Las formas menos graves pueden comenzar en la niñez, la adolescencia o la edad adulta. En estos casos, los síntomas pueden aparecer más despacio y empeorar con el tiempo. La debilidad muscular es común y puede aumentar conforme avanza la enfermedad. Las personas con enfermedad de Pompe de inicio tardío pueden presentar:

  • Debilidad de los músculos que ayudan a respirar
  • Calambres musculares
  • Dificultades para moverse
  • Una forma de caminar diferente a la habitual

Las complicaciones varían según la gravedad y la evolución de la enfermedad. En los casos de inicio infantil, sin tratamiento, las complicaciones del corazón o de la respiración son causas frecuentes de muerte. En los casos de inicio tardío, después de varios años puede presentarse insuficiencia respiratoria (cuando no se puede respirar lo suficiente).

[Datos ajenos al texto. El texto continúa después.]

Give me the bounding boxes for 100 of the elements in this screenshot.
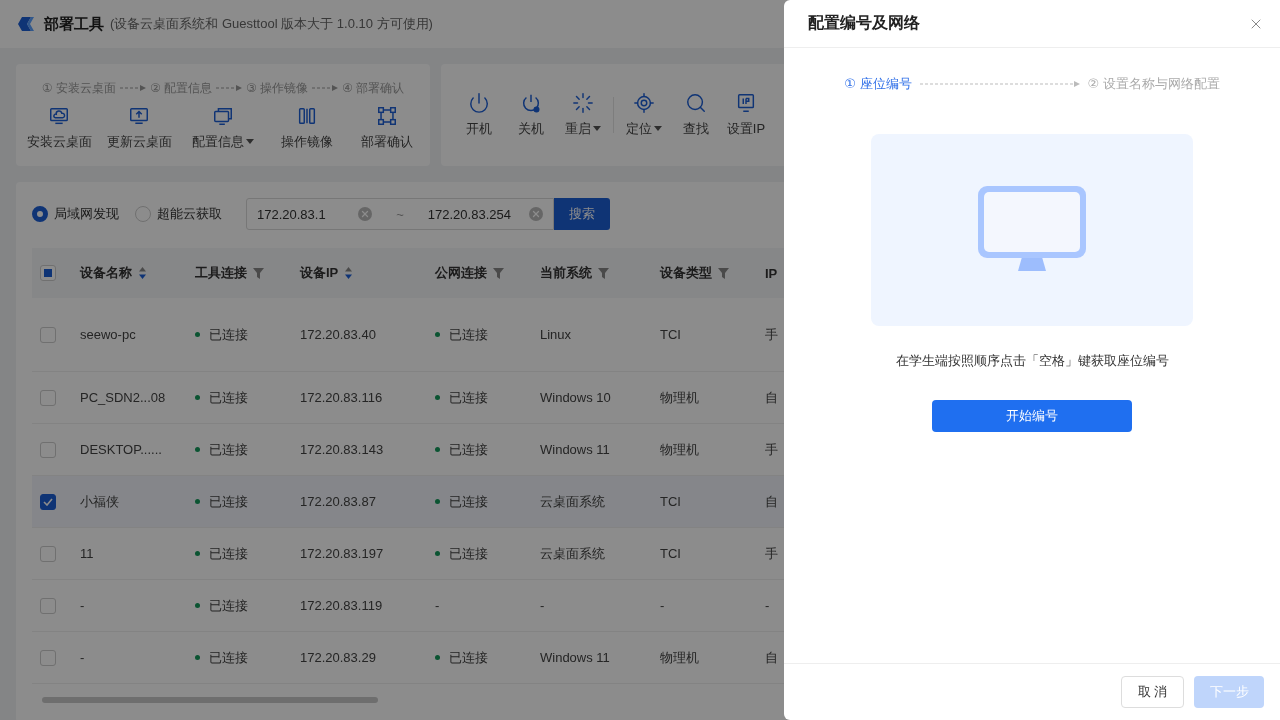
table-cell-text: 物理机 xyxy=(660,440,700,459)
table-cell-text: Windows 10 xyxy=(540,390,612,405)
column-header: IP xyxy=(765,265,778,281)
dashed-arrow-icon xyxy=(119,84,146,92)
search-button[interactable]: 搜索 xyxy=(554,198,610,230)
table-cell-text: Windows 11 xyxy=(540,442,611,457)
caret-icon xyxy=(593,126,601,132)
status-cell: 已连接 xyxy=(195,596,300,615)
toolbar-button[interactable]: 关机 xyxy=(505,92,557,138)
ip-icon xyxy=(735,92,757,114)
nodes-icon xyxy=(376,104,398,127)
status-dot xyxy=(195,447,200,452)
table-cell-text: 自 xyxy=(765,492,779,511)
table-cell-text: - xyxy=(435,598,441,613)
table-cell-text: Linux xyxy=(540,327,573,342)
table-cell-text: - xyxy=(80,650,86,665)
table-cell-text: 小福侠 xyxy=(80,492,120,511)
toolbar-button[interactable]: 操作镜像 xyxy=(267,104,347,151)
status-cell: 已连接 xyxy=(435,440,540,459)
table-cell-text: seewo-pc xyxy=(80,327,137,342)
toolbar-button[interactable]: 安装云桌面 xyxy=(19,104,99,151)
status-cell: 已连接 xyxy=(435,325,540,344)
table-cell-text: TCI xyxy=(660,494,682,509)
caret-icon xyxy=(654,126,662,132)
scrollbar-thumb[interactable] xyxy=(42,697,378,703)
dashed-arrow-icon xyxy=(216,84,242,92)
table-cell-text: - xyxy=(540,598,546,613)
column-header: 设备名称 xyxy=(80,264,132,282)
radio-option[interactable]: 局域网发现 xyxy=(32,205,119,223)
table-cell-text: 手 xyxy=(765,440,779,459)
drawer-title: 配置编号及网络 xyxy=(808,13,920,33)
status-cell: 已连接 xyxy=(435,388,540,407)
app-title: 部署工具 xyxy=(44,14,104,34)
table-cell-text: PC_SDN2...08 xyxy=(80,390,167,405)
filter-icon[interactable] xyxy=(598,267,609,279)
filter-icon[interactable] xyxy=(718,267,729,279)
table-cell-text: 云桌面系统 xyxy=(540,492,606,511)
cancel-button[interactable]: 取 消 xyxy=(1121,676,1184,708)
table-cell-text: 172.20.83.87 xyxy=(300,494,377,509)
dashed-arrow-icon xyxy=(312,84,339,92)
sort-icon[interactable] xyxy=(138,266,147,280)
status-dot xyxy=(195,395,200,400)
table-cell-text: 172.20.83.143 xyxy=(300,442,385,457)
table-cell-text: 手 xyxy=(765,325,779,344)
table-cell-text: 172.20.83.116 xyxy=(300,390,384,405)
check-icon xyxy=(43,497,53,506)
status-cell: 已连接 xyxy=(195,440,300,459)
table-cell-text: 物理机 xyxy=(660,648,700,667)
row-checkbox[interactable] xyxy=(40,493,56,510)
status-dot xyxy=(195,332,200,337)
app-subtitle: (设备云桌面系统和 Guesttool 版本大于 1.0.10 方可使用) xyxy=(110,15,433,33)
select-all-checkbox[interactable] xyxy=(40,265,56,281)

El tratamiento se centra en la persona y depende de sus síntomas y de cómo avanza la enfermedad. Un equipo de especialistas suele trabajar en conjunto para crear un plan de tratamiento personalizado para cada persona con enfermedad de Pompe.

Aunque el tratamiento no puede curar por completo la enfermedad de Pompe, sí puede cambiar su curso al frenar su avance y reducir las complicaciones. Un diagnóstico temprano y empezar el tratamiento pronto son clave para lograr el mayor beneficio. Es importante que usted trabaje de cerca con su equipo de atención médica para elegir las opciones de tratamiento más adecuadas para su situación.